The Johnson family became so numerous that a convention must be held. In any well-ordered convention all persons of suspicious or doubtful intentions are thrown out at the start. When a bums’ convention is to be held, the jungle is first cleared of all outsiders such as “gay cats,” “dingbats,” “whangs,” “bindle stiffs,” “jungle buzzards,” and “scissors bills.” Conventions are not so popular in these droughty days. Formerly kegs of beer were rolled into the jungle and the “punks,” young bums, were sent for “mickies,” bottles of alcohol. “Mulligans” of chicken or beef were put to cooking on big fires. There was a general boiling up of clothes and there was shaving and sometimes haircutting.

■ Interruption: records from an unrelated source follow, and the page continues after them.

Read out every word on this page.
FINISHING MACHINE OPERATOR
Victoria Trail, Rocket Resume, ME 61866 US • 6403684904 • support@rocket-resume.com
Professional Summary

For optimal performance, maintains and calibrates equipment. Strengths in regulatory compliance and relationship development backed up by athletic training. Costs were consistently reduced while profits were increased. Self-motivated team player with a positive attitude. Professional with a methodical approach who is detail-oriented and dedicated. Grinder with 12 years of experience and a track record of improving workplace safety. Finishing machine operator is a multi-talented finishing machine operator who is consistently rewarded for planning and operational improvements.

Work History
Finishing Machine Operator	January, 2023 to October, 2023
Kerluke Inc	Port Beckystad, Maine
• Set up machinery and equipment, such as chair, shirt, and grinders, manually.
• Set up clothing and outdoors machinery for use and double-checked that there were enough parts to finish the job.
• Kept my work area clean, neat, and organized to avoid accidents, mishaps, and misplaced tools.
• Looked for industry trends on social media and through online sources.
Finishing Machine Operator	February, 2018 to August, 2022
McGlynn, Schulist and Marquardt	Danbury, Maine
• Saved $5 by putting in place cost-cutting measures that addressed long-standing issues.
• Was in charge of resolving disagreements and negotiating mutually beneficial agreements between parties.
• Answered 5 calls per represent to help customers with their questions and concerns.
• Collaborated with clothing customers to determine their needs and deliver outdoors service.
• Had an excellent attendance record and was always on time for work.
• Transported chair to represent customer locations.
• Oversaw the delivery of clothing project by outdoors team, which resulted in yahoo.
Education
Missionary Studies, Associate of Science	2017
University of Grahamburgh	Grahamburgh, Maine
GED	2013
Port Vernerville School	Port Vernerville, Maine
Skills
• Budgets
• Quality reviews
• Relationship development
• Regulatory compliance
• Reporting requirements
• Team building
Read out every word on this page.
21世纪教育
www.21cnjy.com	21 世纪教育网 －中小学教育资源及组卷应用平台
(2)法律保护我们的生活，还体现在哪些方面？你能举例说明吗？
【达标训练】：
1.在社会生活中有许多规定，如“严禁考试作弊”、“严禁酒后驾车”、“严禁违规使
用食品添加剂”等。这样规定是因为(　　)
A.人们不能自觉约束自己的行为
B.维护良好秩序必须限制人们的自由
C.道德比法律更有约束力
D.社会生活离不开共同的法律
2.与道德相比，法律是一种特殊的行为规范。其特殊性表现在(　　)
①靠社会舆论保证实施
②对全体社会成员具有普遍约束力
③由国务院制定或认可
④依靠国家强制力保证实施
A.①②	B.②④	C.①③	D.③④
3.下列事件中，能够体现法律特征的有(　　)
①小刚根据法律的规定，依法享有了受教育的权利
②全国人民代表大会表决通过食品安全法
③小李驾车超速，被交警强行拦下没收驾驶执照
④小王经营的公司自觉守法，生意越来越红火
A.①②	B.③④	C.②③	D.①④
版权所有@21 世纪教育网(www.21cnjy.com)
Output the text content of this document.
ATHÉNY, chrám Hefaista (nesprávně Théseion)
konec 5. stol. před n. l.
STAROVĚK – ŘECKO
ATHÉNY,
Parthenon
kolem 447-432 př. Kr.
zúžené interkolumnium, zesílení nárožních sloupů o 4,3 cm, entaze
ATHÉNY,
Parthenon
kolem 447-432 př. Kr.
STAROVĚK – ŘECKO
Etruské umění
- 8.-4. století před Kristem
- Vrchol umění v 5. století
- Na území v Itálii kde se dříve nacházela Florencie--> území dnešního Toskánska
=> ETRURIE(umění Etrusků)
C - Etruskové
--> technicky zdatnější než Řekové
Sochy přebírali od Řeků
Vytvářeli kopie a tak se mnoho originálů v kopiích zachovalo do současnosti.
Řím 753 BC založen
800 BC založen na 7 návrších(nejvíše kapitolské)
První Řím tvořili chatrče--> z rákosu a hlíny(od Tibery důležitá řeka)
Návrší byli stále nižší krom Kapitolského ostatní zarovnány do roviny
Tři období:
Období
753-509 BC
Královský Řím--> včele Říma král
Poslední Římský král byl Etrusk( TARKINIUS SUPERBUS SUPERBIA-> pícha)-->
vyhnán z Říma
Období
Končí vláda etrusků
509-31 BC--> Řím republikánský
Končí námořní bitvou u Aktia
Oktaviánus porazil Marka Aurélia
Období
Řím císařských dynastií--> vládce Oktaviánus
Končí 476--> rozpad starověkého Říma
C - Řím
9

The yeggs threshed out their “soup” and prepared for the road. The brass peddlers compared notes and devised new stunts for dropping their wares. Traveling beggars, crippled in every conceivable manner, discussed the best spots for profitable begging. Beggars of this type are always welcomed at a convention or any other place where thieves or bums congregate.
This may seem strange, but it’s a fact. The underworld beggars are the most reliable and trustworthy, the most self-sacrificing and the quickest to help of any class of people outside the pale of society. Crippled, wounded thieves, fugitives and escaping prisoners, if they know what they are about, always turn to the beggars for aid and are never refused. They are sheltered in the beggar’s humble flop, his small “plunge” (money he begs) is divided with them, and he carries messages any distance to their friends and relatives. The beggar minds his own business, settles his own feuds, and I cannot recall ever seeing one of them in court testifying against anybody for anything.
This convention at Pocatello ended in a most unusual way. Nobody was killed, none of them fell in the fire. There was no fighting. When their pennies were all slopped up, and the food eaten, the bums folded their tents and stole silently away to their different activities.
Sanc and Johnnie borrowed money from Mary and we went back to Ogden, where they prepared for their journey, horseback, after our coin.